Lonely Planet visited Meteora and Kate Armstrong wrote an excellent article for all the things you can do in this unique destination. The title of the article is “Meteora beyond the monasteries: adventures in central Greece”.

Read below some extracts from the article:

As both religious and natural symbols of Greece, Meteora and its monastery-topped pinnacles are high on the list of the country’s most visited sites. Many travellers race through the area – and its six monasteries open to the public – in a day or stay overnight in the villages of Kastraki or Kalambaka.

However, over the last couple of years locals have considerably expanded the adventure offerings in the region. With walking, rock climbing, rafting and cycling opportunities, plus fascinating museums and caves to explore, there’s plenty to keep church-weary visitors busy here for a few blessed days.

A large network of monopatia (old monks’ trails) thread through the region, and you can wander on some of these alone. The most accessible path heads to the beautiful monasteries of Agias Triados and Agiou Stefanou.

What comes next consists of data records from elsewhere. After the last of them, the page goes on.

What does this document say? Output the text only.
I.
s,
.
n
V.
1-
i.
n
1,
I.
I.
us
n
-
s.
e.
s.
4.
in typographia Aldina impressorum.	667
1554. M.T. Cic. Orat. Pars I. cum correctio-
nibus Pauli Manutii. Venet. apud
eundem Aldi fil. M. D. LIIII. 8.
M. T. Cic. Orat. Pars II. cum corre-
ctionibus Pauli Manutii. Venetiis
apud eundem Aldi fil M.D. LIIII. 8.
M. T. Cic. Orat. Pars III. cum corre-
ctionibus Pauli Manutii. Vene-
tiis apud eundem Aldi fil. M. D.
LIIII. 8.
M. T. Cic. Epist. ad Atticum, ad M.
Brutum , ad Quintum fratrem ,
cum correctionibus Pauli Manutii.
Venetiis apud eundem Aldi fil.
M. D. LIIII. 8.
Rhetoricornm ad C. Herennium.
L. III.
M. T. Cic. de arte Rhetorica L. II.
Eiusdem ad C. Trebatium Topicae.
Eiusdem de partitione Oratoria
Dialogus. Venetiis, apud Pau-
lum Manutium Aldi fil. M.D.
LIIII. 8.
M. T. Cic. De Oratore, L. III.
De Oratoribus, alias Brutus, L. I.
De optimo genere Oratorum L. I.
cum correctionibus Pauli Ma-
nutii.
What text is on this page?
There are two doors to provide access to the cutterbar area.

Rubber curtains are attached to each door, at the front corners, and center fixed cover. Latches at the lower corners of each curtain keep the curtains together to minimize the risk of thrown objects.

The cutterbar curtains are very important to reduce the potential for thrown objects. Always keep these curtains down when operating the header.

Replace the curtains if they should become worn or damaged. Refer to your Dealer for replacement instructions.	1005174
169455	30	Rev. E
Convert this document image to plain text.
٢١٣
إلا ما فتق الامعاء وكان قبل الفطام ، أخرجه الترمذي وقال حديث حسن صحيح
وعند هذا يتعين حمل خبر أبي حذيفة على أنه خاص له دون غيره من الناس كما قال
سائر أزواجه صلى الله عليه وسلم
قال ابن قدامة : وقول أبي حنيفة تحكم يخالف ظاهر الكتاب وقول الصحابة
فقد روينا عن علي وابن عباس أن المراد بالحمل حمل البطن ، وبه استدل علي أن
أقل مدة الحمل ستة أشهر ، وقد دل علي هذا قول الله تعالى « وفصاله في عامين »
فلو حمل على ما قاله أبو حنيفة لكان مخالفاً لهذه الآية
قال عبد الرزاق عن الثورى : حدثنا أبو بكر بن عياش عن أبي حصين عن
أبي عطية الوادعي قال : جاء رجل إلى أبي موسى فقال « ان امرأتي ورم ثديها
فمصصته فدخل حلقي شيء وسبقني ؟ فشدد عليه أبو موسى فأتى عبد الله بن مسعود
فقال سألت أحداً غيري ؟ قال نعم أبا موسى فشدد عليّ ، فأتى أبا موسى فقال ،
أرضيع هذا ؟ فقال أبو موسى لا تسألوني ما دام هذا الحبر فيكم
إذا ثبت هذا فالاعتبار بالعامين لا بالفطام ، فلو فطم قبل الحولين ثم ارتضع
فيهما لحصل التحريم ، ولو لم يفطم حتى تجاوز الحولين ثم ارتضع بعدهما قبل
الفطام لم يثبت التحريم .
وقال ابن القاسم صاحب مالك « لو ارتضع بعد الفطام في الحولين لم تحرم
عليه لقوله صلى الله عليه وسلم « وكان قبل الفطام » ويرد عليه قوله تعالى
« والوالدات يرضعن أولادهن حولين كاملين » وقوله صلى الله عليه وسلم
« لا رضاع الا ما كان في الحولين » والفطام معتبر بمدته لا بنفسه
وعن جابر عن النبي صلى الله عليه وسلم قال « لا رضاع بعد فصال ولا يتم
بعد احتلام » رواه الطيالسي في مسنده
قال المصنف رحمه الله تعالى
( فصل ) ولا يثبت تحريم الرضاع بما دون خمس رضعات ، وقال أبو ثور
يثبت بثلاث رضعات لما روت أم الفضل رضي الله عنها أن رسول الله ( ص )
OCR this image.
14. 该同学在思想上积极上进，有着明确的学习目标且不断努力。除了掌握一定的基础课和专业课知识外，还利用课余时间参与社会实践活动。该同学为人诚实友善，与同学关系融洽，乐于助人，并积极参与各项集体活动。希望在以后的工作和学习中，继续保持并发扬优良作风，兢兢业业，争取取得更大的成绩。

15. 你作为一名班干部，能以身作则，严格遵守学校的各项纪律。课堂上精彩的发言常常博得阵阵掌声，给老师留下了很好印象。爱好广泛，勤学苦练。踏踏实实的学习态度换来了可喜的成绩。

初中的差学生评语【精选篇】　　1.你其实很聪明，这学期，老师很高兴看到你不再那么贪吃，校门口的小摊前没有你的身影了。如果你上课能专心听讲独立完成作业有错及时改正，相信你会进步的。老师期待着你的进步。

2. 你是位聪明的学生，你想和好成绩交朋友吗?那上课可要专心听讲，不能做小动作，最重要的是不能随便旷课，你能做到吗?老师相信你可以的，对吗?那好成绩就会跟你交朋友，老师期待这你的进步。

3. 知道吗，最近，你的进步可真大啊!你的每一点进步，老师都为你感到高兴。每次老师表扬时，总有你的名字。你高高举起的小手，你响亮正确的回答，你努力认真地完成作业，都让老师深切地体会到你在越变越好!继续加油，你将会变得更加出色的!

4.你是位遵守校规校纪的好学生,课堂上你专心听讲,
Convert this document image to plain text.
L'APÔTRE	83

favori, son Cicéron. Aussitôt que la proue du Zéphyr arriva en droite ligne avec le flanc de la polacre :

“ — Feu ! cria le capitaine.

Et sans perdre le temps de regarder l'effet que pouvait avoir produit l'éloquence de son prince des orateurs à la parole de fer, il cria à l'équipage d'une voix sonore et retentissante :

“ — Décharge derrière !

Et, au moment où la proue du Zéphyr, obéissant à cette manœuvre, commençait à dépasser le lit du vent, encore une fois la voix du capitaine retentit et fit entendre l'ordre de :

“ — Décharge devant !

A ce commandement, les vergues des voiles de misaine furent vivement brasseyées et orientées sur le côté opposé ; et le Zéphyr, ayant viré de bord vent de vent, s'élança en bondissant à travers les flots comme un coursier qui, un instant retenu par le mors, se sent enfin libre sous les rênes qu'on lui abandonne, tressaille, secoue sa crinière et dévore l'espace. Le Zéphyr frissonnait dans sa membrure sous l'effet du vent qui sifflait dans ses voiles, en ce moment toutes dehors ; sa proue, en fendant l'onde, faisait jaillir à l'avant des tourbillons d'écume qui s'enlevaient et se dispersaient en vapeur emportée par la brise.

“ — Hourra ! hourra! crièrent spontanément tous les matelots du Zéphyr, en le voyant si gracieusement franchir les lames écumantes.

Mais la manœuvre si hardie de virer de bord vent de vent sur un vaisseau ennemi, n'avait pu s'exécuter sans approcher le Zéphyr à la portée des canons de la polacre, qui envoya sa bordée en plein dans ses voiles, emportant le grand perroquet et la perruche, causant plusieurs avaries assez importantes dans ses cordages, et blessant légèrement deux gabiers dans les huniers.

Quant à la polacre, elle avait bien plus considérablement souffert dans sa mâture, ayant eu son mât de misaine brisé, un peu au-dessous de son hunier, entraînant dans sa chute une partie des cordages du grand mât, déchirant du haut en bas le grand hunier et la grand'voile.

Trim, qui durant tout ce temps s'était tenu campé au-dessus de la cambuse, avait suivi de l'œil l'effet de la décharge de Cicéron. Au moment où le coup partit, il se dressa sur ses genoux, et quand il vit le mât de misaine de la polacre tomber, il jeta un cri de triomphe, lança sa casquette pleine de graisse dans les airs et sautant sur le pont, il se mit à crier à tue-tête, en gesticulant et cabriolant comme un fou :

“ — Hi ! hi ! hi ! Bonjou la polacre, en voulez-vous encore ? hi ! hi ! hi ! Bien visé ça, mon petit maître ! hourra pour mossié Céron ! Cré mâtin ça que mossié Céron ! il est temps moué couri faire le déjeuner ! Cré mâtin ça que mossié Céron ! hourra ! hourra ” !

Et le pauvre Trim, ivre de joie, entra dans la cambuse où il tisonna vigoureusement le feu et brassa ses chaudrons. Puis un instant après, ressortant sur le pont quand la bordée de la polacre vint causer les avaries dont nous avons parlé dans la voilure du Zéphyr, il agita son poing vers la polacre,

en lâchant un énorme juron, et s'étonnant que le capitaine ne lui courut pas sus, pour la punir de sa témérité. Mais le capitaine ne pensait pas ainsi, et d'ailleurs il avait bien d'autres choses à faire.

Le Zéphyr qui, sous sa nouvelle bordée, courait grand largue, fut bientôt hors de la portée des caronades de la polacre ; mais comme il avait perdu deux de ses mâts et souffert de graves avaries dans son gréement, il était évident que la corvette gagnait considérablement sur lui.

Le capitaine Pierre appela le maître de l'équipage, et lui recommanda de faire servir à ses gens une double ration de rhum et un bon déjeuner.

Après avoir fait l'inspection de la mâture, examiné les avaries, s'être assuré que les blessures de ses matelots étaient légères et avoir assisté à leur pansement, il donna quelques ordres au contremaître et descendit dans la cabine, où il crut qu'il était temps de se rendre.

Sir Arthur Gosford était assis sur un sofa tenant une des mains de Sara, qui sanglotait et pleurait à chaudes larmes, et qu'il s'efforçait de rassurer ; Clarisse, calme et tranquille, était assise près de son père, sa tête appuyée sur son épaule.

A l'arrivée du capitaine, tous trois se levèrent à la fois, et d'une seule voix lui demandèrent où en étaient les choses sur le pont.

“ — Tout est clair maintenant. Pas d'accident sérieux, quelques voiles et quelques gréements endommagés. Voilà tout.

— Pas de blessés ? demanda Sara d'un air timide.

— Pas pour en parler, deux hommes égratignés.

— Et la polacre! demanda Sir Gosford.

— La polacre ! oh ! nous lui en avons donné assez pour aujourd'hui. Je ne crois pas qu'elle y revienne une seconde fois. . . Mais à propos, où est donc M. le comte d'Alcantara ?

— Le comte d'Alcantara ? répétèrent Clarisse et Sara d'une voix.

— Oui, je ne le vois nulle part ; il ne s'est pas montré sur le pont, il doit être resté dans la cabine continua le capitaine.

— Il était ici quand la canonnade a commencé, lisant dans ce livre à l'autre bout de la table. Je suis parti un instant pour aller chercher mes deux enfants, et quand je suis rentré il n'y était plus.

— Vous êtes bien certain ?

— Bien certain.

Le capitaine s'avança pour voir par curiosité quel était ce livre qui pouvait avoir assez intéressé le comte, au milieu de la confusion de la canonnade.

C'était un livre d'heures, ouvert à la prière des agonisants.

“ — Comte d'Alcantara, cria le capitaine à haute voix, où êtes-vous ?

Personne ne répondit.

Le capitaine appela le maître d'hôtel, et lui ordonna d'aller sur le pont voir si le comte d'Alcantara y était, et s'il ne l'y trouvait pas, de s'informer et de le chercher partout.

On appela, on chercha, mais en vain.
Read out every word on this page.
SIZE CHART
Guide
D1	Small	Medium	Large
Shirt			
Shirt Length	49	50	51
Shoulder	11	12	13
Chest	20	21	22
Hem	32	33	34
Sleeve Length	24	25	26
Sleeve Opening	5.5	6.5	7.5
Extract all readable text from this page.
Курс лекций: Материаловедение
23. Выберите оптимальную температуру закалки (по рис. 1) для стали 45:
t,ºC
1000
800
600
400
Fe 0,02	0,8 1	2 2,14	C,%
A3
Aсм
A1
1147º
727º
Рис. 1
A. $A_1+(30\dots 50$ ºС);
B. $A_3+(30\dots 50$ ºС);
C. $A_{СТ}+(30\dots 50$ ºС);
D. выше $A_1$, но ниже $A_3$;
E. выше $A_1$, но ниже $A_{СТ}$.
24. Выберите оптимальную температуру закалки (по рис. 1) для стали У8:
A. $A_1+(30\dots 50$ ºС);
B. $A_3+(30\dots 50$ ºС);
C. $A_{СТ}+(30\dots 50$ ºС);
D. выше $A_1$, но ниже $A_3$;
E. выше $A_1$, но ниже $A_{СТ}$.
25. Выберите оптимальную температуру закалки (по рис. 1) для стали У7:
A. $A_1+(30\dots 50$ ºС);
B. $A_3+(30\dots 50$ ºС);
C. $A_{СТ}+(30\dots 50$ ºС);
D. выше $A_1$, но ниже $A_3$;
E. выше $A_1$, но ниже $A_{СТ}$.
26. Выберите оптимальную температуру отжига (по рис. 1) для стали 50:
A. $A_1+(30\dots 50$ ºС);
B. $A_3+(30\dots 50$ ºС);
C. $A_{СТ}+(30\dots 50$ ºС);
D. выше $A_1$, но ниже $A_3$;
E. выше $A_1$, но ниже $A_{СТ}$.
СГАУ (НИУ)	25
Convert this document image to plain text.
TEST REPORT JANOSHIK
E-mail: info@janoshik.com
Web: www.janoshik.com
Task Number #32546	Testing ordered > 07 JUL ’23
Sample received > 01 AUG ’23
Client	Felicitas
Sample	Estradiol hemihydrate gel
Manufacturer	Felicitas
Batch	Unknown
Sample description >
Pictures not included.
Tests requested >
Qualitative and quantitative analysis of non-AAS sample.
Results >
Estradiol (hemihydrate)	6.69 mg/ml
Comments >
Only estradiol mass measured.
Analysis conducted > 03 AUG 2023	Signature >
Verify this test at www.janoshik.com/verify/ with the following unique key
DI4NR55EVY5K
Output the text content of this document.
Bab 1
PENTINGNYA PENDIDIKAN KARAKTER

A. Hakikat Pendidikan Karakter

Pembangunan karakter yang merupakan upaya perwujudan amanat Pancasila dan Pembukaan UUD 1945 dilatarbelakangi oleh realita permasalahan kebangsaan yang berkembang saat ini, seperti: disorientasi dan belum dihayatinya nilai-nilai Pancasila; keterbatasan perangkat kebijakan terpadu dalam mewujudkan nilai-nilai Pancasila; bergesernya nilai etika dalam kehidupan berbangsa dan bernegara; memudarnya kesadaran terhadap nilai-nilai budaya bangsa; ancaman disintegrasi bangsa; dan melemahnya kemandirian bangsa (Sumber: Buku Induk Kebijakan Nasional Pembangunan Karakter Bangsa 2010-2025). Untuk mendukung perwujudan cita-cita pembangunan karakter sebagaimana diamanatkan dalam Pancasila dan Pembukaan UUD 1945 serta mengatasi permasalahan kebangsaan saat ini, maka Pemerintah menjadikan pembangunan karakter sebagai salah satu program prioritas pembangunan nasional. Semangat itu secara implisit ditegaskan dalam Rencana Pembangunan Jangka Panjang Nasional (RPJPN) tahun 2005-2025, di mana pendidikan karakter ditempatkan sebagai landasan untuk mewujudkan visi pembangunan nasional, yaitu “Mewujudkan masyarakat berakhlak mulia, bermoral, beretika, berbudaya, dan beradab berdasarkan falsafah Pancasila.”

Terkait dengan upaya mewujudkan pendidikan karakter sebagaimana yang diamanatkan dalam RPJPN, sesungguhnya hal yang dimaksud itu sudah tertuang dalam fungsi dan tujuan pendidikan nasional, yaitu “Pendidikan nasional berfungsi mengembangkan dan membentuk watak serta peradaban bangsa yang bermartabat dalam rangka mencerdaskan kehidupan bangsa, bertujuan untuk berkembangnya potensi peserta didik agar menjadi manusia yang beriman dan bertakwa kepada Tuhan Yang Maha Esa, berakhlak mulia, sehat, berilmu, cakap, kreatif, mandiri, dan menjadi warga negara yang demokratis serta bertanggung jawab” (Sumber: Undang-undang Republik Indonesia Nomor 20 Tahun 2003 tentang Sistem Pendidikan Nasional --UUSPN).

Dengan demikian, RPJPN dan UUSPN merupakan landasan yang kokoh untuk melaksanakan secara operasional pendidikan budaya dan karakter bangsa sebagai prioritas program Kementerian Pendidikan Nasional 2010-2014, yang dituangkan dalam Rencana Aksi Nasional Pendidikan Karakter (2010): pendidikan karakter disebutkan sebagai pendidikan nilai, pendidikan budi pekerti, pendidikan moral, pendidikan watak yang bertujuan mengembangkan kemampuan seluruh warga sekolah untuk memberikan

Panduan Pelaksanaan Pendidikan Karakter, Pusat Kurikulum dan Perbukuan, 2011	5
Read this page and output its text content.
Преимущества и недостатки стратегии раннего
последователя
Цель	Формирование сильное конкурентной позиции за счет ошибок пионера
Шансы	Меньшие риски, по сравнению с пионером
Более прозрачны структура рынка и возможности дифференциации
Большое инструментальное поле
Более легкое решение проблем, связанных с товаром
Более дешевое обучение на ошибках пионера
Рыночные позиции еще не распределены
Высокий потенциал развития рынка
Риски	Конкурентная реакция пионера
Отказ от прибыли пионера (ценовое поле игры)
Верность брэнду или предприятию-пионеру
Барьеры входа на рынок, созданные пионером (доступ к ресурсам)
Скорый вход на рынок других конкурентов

For off-piste exploration, Visit Meteora offers some excellent guided half-day or longer walks in the hills, ending up in a couple of the monasteries. If you have a head for heights, opt for the walk to Agio Pnevma (Holy Spirit) rock, one of the oldest and smallest monasteries (not included in the usual monastery itinerary) which offers not only an incredible history lesson but also bird’s-eye views of the area.

Not surprisingly, given the region’s extraordinary rock formations and former hermits’ caves, Meteora is a rock climber’s mecca, with all grades of climbs available. Complete novices can test their abilities with Visit Meteora which offers beginners’ (as well as more advanced) rock-climbing sessions.

The same company can organise an adrenaline-boosting ‘scrambling’ tour. It is, well, just what the name says. At times, you are clipped on to a rope as you traverse rock ledges to monasteries and beyond, following original routes once taken by the Meteora’s intrepid hermits.

For a relaxed, water-based vista of the area, not to mention family fun (kids aged eight upwards can participate), float down the Ionas River for around 9km. We’re not talking wild whitewater here – these are Grade 1 to 2 rapids only – but the thrill is seeing the Meteora rocks from an entirely different viewpoint. That, and the nature experience: ancient plane trees line the banks and birdlife is prolific.